La filiación implica también esa piedad que funda la comunidad fraternal. La gran tentación moderna, demo(nio)crática, es intentar construir una fraternidad sin padre, es decir, una comunidad de individuos puros, sin carga histórica, sin ese vínculo de carne que escapa a la elección. Porque uno no elige su familia, su lengua materna, ni siquiera su propio cuerpo, y la utopía libertaria sería verse como espíritu puro, sin el deber de asumir y purificar una herencia, verse incluso como demonio, queriendo reconocer en la autoridad del padre sólo el poder y no la ternura, sólo al que se impone y no al que instruye. Al diablo no le importa reconocer en Dios al Creador, pero reconocer en él al Padre, ¡eso no! Sobre todo cuando, después de que el Hijo eterno se hiciera carne, Dios se haya convertido en el Padre de esos sucios animales poco racionales, y Padre suyo tanto en el sentido espiritual como en el carnal: ¿cómo admitir esa fraternidad no buscada, esa comunión, no con una elite, sino con toda esa canalla de barro y sangre? 

La fe teologal se enraíza en esa realidad carnal de la filiación. Ser creyente es ser hijo. Y ser hijo es asumir libremente una historia que pasa por el cuerpo y que Dios transita físicamente con su gracia, a pesar nuestro y a pesar de nuestros crímenes, como revela en Mateo la genealogía de Cristo. Se dice en el último libro de la Torah: Por el amor que os tiene y por guardar el juramento hecho a vuestros padres, por eso os ha sacado YHVH con mano fuerte (Dt 7, 8). No sólo por amor a nosotros, como pretenden el espiritualismo gnóstico y la amnesia fundamentalista, despreciando la carne y la tierra, la cultura y la historia, sino también por la fidelidad a la promesa hecha a nuestros padres, por medio de ese vínculo de las entrañas que nos obliga, contra toda tentación revolucionaria o demiúrgico, a alcanzar la novedad de los frutos a través de la veneración de las raíces (no sin la poda de las ramas). Sin ese arraigo filial, nuestra fe no puede hacer otra cosa que deslizarse hacia lo demoníaco. 

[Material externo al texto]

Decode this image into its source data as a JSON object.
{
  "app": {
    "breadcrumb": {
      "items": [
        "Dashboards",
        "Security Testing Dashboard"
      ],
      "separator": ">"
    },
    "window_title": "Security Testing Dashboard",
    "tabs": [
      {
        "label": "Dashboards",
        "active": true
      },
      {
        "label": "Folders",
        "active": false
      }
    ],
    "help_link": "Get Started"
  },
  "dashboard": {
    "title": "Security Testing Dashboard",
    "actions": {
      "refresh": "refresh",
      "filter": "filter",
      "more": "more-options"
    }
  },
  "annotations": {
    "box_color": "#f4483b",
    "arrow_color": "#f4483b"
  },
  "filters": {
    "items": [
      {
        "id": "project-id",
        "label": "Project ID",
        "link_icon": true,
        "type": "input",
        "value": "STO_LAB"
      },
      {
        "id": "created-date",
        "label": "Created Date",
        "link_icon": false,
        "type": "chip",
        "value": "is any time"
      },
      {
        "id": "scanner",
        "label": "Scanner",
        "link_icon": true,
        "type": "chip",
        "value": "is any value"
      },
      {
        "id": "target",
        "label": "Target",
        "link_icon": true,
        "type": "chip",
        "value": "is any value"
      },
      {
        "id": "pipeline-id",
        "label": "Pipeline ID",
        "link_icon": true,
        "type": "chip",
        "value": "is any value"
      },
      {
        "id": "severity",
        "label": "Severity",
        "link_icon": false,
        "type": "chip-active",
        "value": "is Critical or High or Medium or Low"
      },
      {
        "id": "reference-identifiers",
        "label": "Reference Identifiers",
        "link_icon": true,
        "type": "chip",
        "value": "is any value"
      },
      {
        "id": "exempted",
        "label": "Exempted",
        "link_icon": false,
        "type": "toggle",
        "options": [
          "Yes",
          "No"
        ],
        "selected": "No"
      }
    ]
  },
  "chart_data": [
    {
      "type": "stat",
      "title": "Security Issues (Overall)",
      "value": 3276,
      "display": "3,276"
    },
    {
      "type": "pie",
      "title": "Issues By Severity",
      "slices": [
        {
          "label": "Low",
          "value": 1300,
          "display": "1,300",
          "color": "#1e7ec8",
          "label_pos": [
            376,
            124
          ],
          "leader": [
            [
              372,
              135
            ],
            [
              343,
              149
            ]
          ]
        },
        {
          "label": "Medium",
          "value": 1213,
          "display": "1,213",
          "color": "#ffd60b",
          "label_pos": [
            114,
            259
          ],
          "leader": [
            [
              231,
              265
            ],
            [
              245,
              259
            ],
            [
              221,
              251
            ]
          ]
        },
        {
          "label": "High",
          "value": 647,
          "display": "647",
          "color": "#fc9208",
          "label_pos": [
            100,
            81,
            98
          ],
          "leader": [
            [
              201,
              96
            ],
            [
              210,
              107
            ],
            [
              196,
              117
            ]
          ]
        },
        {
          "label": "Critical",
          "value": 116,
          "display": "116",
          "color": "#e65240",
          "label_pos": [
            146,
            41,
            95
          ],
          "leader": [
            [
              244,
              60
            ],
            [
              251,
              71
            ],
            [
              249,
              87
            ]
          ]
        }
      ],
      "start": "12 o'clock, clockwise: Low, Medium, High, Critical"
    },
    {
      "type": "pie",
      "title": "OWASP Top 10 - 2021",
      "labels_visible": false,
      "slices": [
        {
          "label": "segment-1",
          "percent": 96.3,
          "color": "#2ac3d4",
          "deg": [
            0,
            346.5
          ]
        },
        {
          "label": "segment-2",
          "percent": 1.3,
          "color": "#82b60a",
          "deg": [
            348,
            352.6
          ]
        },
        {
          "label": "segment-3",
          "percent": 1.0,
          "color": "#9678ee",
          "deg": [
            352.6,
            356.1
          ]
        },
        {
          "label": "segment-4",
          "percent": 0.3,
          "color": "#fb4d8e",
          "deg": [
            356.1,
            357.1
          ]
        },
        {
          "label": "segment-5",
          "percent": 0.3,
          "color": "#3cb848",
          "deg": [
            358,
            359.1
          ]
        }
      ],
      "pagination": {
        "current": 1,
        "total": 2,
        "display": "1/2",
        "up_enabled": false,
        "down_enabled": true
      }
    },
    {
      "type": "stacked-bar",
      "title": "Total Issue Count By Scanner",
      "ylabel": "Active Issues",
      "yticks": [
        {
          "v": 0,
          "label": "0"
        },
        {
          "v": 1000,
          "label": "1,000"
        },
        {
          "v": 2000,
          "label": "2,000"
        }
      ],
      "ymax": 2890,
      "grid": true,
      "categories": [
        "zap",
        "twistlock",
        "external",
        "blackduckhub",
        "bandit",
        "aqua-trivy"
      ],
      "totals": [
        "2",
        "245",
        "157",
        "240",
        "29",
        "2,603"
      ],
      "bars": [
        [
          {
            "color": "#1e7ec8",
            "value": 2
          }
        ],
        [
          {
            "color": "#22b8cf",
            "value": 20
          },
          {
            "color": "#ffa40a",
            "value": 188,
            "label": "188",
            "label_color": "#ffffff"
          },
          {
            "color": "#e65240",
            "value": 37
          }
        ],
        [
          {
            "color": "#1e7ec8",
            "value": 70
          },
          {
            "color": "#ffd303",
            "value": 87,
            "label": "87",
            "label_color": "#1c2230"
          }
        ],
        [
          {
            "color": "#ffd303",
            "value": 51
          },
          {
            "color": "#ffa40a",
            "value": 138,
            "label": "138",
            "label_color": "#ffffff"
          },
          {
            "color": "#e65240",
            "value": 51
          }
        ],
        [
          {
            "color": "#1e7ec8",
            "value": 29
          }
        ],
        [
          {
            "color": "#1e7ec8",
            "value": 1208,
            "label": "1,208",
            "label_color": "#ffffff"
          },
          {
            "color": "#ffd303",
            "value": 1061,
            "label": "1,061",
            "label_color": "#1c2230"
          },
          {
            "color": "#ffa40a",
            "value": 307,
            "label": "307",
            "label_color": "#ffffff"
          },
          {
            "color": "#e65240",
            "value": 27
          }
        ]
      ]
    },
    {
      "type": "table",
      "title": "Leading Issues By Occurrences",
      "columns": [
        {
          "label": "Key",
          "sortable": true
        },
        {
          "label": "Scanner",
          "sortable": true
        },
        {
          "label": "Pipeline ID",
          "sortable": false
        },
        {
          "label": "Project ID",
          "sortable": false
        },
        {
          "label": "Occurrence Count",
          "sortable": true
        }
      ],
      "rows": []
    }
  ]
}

Esa fidelidad del Eterno al juramento hecho a nuestros padres nos recuerda que la fe, orientándonos hacia el Cielo, nos inscribe mejor en la historia. No es una sabiduría que se deduzca por sí misma, hace referencia, ante todo, a un acontecimiento (el del Mesías crucificado bajo Poncio Pilato y resucitado al tercer día según las Escrituras) y supone por tanto, el reconocimiento de un pasado común y de esa deuda infinita con la inmensa cadena de los testigos que se han ido sucediendo hasta llegar a mí.